In this post I evoke a variant of the equations showed in section D28 A reciprocal diophantine equation from [1], using particular values of the Euler's totient function $\varphi(n)$. I ask it from a recreational point of view to know how solve our equation $$\frac{1}{x}-\frac{1}{y}=\frac{1}{\varphi(xy)}\tag{1},$$ for integers $x,y\geq 1$. Our solutions will be denoted as pairs $(x,y)$.

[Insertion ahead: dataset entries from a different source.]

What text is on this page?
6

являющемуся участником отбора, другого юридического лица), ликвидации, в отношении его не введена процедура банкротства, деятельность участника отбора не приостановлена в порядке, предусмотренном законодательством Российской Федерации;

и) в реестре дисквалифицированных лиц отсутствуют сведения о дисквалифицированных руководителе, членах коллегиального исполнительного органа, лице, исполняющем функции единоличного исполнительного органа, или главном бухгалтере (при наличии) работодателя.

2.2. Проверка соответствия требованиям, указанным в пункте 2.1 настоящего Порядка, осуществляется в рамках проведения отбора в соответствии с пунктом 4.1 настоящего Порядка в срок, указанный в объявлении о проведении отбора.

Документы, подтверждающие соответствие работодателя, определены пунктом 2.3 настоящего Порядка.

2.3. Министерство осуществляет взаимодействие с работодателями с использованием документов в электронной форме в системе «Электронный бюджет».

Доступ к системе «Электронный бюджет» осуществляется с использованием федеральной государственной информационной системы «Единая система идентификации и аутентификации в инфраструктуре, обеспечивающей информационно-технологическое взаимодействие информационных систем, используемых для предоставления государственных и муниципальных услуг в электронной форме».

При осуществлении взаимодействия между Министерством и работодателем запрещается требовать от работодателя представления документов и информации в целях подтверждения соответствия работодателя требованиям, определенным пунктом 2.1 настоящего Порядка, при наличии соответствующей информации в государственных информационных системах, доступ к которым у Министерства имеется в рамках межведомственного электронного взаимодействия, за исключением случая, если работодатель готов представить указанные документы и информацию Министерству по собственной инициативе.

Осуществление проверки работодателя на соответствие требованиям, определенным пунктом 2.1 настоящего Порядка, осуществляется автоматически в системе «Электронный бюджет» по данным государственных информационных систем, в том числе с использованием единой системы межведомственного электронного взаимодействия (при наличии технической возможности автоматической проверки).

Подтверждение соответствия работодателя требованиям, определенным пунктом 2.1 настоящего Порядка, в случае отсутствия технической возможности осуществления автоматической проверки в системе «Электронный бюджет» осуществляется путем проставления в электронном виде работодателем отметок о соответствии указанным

Claim 0 (Preparation). Since $\frac{1}{\varphi(xy)}>0$ then $x<y$. Thus we consider integers $1\leq x<y$. And $(1)$ can be rewritten as $$(y-x)\cdot\prod_{\text{primes }p\mid xy}(p-1)=\prod_{\text{primes }p\mid xy}p\tag{1'}.$$
Computational facts. For integers $1\leq x,y\leq 500$ we can find the solutions $(x,y)=(2,4),$ $(3,6),(6,9),(9,12)$ and $(24,27)$. Our observations (I presume that these are the only solutions of our equation $(1)$) should be that the only solution $(x,y)$ with both $x$ and $y$ being even integers is $(2,4)$, and that seem that the other solutions have opposite parity (having $2$ and $3$ as only prime factors).
Question. I would like to know if our equation $(1)$ has a finite number of solution and if it is possible find a characterization of all the solutions of such equation. Thus I need to finish the reasoning to prove that previous are the solutions of our equation. Many thanks.
Here below I add the claims that I can deduce.
Claim 1. Let $(x,y)$ a solution such that $x$ and $y$ are both powers of two. Then $x=2$ and $y=4$.
Proof. Is $x=2^a$ and $y=2^b$, being $a$ and $b>1$ positive integers $\geq 1$. Then from $(1\text{'})$ one has that $2^a(2^{b-a}-1)=2$ implies $a=1$ and thus $b=a+1=2.\square$
Claim 2. A) There aren't solutions $(x,y)$ satisfying that $x\equiv y\equiv 0\text{ mod }2$ having or $x$ or $y$ an odd prime factor $P$ (that is, the only solution $(x,y)$ where both $x$ and $y$ are even integers is the previous $(2,4)$). B) From $(1\text{'})$ it is obvious that there aren't solutions $(x,y)$ such that both $x$ and $y$ are odd integers.
Proof. By contradition we assume $x\equiv y\equiv 0\text{ mod }2$ and that there exists an odd prime $P\mid x$ (the similar case, when there exists an odd prime dividing $y$, can be deduced), then from $(1\text{'})$ one deduces that $2||RHS$ of $(1\text{'})$ (this notation means that $RHS$ is even but $4\nmid RHS$) while that $4\mid LHS$, thus we get an absurd.$\square$
Claim 3. Thus with the exception of $(2,4)$ our solutions $(x,y)$ have opposite parity.
Final remarks.
A) The prime number $3$ is the only odd prime number such that $3-1=2$.
B) Being $P$ an odd prime factor dividing $x$ or dividing $y$, then it is obvious that the inventory of odd prime factors dividing $P-1$ will be the prime $3$ or (odd) prime numbers greater than $3$. The last case is absurd since if $3<Q$ is an odd prime factor dividing $P-1$, that is $Q\mid P-1$ then
subcase 1-then: $Q\mid RHS\text{ of }(1\text{'})$, and we get an absurd from here since $Q^2\mid RHS$ while $Q||RHS$.
subcase 2-then: this second case also an absurd, because the assumption of this second case is $Q\nmid RHS$, but our hypothesis says that $Q\mid P-1$ for some prime $P$ diving $xy$, thus $Q\mid LHS.$ $\square$
References:
[1] Richard K. Guy, Unsolved Problems in Number Theory, Volume I, Second Edition, Springer (1994).